When nuclear physicist and educator Dr. Pervez Hoodbhoy opined that Pakistan would never produce another Abdus Salam, the country’s first Nobel Laureate, no one challenged him. The country, as a whole, has accepted that its educational institutions are no longer geared toward producing someone like Salam, who once wrote about his schooldays:
“When I was at school in about 1936, I remember the teacher giving us a lecture on the basic forces in Nature. He began with gravity. Of course we had all heard of gravity.” In 1938, he was in college where “the majority of students in the college were Hindu and it was my good fortune that I had some of the exceptionally learned and most affectionate teachers assigned to me.”
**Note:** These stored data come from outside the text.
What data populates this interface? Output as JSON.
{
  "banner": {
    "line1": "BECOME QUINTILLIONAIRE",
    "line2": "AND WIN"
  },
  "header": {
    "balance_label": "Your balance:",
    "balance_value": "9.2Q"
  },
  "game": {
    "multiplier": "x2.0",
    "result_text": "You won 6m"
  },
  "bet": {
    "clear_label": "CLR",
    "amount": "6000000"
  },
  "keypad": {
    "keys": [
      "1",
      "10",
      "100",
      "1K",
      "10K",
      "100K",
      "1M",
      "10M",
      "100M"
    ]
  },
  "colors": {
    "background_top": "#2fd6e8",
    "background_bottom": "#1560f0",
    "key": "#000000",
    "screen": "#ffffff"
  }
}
A 2013 UNESCO study of Pakistani schools found that 34% of children in grade-V could not read a grade-II level Urdu story while 47% of grade-III children could not read sentences in Urdu compared to 43% in the previous year. Similarly, 30% of grade-I children could not read letters in Urdu as compared to 29% in 2012.
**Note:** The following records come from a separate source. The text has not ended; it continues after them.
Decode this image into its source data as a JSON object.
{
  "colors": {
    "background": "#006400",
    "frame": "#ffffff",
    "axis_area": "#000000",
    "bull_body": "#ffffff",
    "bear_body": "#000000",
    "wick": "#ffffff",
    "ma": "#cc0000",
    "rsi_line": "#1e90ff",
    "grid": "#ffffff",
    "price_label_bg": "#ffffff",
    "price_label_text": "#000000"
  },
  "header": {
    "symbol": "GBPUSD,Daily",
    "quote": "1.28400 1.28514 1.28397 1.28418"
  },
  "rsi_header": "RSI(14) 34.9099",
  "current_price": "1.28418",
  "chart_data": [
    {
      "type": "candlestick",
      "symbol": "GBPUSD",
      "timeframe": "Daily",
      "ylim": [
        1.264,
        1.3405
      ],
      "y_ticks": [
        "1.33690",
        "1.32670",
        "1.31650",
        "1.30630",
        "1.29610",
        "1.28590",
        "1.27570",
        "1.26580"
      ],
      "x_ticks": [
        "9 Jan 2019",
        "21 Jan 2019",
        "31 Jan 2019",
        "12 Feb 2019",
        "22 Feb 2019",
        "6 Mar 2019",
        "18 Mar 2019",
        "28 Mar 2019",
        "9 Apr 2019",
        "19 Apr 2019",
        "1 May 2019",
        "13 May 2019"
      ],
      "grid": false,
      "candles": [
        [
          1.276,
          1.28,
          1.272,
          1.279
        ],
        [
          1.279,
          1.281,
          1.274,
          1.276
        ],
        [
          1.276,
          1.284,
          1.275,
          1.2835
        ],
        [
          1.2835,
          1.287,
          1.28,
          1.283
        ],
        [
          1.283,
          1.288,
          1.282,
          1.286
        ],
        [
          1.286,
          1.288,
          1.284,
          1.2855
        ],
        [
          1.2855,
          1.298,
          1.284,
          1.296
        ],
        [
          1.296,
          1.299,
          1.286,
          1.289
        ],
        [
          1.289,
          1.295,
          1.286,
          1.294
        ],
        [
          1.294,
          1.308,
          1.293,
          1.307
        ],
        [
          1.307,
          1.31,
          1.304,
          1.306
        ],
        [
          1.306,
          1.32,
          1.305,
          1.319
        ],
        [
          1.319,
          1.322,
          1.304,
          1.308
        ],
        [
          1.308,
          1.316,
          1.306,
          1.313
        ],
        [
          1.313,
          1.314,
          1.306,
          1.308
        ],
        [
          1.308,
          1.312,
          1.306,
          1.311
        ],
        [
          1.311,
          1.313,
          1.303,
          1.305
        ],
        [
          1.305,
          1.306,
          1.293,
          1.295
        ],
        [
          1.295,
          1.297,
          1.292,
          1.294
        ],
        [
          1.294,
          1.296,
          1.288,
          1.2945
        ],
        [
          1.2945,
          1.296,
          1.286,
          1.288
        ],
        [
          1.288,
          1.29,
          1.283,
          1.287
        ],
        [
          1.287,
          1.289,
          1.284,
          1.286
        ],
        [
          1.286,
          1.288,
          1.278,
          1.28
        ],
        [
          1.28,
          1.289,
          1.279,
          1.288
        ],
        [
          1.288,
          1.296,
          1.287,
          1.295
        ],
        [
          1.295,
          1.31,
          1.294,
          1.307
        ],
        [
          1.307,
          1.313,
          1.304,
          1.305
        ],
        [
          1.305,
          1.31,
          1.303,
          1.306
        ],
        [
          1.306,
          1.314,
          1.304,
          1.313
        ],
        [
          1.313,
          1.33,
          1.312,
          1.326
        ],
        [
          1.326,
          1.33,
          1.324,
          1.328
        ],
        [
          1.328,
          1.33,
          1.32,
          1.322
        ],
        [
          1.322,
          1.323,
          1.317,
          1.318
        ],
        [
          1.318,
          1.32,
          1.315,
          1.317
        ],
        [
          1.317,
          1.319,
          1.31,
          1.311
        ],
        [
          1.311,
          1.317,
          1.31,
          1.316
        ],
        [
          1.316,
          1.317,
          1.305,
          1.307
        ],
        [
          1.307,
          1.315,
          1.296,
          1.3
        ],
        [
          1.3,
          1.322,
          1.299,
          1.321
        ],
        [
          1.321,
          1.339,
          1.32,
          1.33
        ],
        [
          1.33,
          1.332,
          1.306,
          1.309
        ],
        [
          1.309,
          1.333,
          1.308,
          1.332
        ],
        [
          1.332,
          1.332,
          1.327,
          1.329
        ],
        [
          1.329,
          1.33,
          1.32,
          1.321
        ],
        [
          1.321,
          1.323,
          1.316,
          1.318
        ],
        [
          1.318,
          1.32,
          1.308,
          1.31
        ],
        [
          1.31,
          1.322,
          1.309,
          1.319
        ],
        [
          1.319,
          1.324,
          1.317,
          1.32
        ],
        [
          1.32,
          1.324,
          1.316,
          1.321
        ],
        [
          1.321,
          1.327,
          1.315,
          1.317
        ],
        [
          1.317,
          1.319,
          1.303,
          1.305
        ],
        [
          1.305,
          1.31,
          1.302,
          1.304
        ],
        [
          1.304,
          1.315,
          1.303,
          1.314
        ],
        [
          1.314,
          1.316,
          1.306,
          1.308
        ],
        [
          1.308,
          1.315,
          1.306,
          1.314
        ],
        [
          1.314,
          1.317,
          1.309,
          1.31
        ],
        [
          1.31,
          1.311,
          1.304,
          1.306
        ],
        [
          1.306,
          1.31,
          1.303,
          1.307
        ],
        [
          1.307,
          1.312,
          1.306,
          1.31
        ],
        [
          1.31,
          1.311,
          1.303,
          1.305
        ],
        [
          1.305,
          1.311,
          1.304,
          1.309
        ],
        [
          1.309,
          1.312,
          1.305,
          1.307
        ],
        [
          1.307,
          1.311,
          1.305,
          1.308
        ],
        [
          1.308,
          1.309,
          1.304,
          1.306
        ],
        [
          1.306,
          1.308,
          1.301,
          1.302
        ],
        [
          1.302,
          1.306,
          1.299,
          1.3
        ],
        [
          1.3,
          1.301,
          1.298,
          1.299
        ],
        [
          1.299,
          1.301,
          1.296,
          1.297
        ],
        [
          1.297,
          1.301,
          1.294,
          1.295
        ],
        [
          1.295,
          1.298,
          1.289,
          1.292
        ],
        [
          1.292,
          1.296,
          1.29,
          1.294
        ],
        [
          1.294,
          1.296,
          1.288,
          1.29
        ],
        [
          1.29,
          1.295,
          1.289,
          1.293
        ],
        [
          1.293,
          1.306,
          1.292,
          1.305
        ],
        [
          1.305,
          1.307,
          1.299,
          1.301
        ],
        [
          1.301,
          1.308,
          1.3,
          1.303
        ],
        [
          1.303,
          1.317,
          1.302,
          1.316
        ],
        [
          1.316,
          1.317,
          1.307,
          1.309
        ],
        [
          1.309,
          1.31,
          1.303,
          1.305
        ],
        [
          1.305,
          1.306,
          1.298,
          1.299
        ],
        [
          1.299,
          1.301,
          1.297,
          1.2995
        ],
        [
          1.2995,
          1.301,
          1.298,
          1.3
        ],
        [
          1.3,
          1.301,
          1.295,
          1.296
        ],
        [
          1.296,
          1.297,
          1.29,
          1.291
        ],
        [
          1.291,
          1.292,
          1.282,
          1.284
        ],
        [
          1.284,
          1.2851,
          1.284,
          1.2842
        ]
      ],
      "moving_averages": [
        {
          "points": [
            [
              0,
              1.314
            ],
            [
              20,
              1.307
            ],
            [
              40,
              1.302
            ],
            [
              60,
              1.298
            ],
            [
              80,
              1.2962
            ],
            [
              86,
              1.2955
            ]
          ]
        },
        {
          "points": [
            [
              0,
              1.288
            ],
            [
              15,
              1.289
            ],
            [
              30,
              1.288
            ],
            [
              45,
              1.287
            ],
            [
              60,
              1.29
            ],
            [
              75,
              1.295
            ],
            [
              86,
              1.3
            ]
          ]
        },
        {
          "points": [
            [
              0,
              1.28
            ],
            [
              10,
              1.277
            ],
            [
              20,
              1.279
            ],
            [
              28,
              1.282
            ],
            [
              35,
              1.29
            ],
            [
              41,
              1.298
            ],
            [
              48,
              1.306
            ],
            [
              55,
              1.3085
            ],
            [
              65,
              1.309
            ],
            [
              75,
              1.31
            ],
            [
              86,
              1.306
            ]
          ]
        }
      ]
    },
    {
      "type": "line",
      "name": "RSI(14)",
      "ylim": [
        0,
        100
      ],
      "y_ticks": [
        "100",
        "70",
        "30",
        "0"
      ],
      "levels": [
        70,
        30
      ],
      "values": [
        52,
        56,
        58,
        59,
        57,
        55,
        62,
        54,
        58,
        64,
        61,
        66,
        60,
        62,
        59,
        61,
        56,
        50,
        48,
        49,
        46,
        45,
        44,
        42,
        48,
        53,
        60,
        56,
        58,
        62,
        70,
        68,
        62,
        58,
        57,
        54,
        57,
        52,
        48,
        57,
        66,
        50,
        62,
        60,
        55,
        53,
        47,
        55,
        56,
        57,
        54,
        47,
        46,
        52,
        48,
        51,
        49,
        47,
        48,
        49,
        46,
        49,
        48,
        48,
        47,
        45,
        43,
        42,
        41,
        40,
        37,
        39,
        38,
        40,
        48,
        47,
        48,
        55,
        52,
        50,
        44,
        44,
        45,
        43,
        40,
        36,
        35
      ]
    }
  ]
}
Religious education dominates early schooling and that continues till the university level. Rural schoolteachers are the most downtrodden class. They symbolically take off their shirts as they protest unpaid salaries in the big cities. In Sindh, ministers recruit illiterates in the thousands as teachers after taking a “fee” from them. In 2009, Swat, one of the best educated regions, was Islamized by warlord Fazlullah who burned down all girls’ schools. In 2018, madrassas are doing well while the state-run primary school is in decline.
Russia produced great literature before it was conquered by ideology. Allama Iqbal and Faiz were produced before Pakistan came into being and went ideological. Today Pakistan tacitly accepts that it can longer produce another genius like Abdus Salam.